The Court of Appeal has thrown out an attempt to force seven large polluting companies to cut greenhouse gas emissions, saying climate change is a matter for national regulations and international coordination.
However, Mike Smith (Ngāpuhi and Ngāti Kahu), the Māori environmentalist behind it, says he will appeal.
“It was a bit unsurprising,” Smith says of the Court of Appeal decision. “The judgment was quite interesting – on some counts they said no and other counts they said maybe – and so we’re off to the Supreme Court, that’s the next step.”
A legal expert says the country’s highest court might decide to hear it, keeping alive the possibility of the New Zealand judiciary following the lead of courts around the world in making a radical decision on climate change.
“I certainly think there’s a prospect that the Supreme Court would grant leave for another appeal,” says Jenny Cooper QC, president of Lawyers for Climate Action. “It’s a matter of public importance – you can’t think of a more important issue – and it’s a novel area of testing whether the law is ready to develop on these points.”
The case against the ‘Polluting 7’
Iwi leader Smith launched proceedings against New Zealand’s biggest company Fonterra, farming giant Dairy Holdings Ltd, electricity generator Genesis Energy, which runs the Huntly power station, NZ Steel, owner of the Glenbrook mill, fossil fuel company Z Energy, NZ Refining Company, and BT Mining, a joint venture between Bathurst Resources and Talley’s Energy operating the Stockton mine on the South Island’s West Coast.

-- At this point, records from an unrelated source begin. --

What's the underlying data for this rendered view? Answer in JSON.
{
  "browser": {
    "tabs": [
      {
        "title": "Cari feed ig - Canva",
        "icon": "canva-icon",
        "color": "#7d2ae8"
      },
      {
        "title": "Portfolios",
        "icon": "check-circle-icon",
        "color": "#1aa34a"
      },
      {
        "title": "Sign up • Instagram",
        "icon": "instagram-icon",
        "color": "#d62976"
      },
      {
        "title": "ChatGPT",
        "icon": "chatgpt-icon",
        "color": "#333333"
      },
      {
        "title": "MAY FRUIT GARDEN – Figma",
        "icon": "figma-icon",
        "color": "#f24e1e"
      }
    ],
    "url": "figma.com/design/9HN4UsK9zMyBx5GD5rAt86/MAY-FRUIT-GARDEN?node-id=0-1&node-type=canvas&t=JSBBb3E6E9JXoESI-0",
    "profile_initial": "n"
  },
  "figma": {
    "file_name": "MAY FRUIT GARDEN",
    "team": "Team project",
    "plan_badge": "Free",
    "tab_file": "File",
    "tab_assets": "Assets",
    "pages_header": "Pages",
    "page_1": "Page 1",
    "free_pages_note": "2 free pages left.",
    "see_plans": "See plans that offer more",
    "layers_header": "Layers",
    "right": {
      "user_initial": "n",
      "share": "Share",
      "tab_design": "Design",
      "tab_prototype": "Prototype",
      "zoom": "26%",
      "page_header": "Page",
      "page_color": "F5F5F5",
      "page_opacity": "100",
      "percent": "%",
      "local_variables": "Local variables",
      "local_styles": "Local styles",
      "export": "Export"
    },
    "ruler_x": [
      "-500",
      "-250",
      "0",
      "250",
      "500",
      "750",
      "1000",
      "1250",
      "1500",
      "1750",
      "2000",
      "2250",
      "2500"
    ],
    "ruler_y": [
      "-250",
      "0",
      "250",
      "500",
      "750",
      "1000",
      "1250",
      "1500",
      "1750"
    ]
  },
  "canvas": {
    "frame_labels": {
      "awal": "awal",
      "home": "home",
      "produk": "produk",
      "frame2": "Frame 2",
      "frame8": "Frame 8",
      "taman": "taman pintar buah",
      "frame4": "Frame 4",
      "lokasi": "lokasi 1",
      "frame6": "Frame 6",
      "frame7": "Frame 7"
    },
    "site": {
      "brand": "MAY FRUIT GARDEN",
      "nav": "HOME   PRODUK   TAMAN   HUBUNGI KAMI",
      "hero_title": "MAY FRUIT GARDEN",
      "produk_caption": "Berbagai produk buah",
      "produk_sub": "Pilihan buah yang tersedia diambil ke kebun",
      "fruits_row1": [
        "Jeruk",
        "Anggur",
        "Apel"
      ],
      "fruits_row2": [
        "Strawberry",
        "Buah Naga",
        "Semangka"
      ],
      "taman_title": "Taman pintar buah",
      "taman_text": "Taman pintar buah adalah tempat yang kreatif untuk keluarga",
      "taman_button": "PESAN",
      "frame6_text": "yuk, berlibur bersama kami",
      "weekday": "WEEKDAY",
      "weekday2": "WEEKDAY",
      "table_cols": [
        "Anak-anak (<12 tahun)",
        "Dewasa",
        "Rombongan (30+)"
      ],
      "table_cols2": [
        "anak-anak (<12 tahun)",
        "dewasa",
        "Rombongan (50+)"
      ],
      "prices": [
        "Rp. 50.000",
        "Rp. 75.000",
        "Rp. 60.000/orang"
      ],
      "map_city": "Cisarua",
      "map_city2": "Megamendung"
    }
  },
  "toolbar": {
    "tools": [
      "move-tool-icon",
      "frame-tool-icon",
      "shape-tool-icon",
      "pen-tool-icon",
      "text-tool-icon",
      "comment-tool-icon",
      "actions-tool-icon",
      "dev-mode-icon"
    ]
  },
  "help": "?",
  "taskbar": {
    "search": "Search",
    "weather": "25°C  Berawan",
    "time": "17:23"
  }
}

The claim said climate change science is clear and by continuing to pollute, or selling products that are burnt and emit greenhouse gases, the companies are contributing to environmental damage, such as increased temperatures, sea level rise, ocean acidification, and increasingly extreme weather events.
Smith wanted the court to require each company’s emissions to reach net zero by 2030.
If the big corporates didn’t know the harm they were causing, they should have, the claim said. The legal strategy was three-pronged: public nuisance, negligence and a proposed new “tort” – an area of law dealing with obligations of one party to another – breach of duty.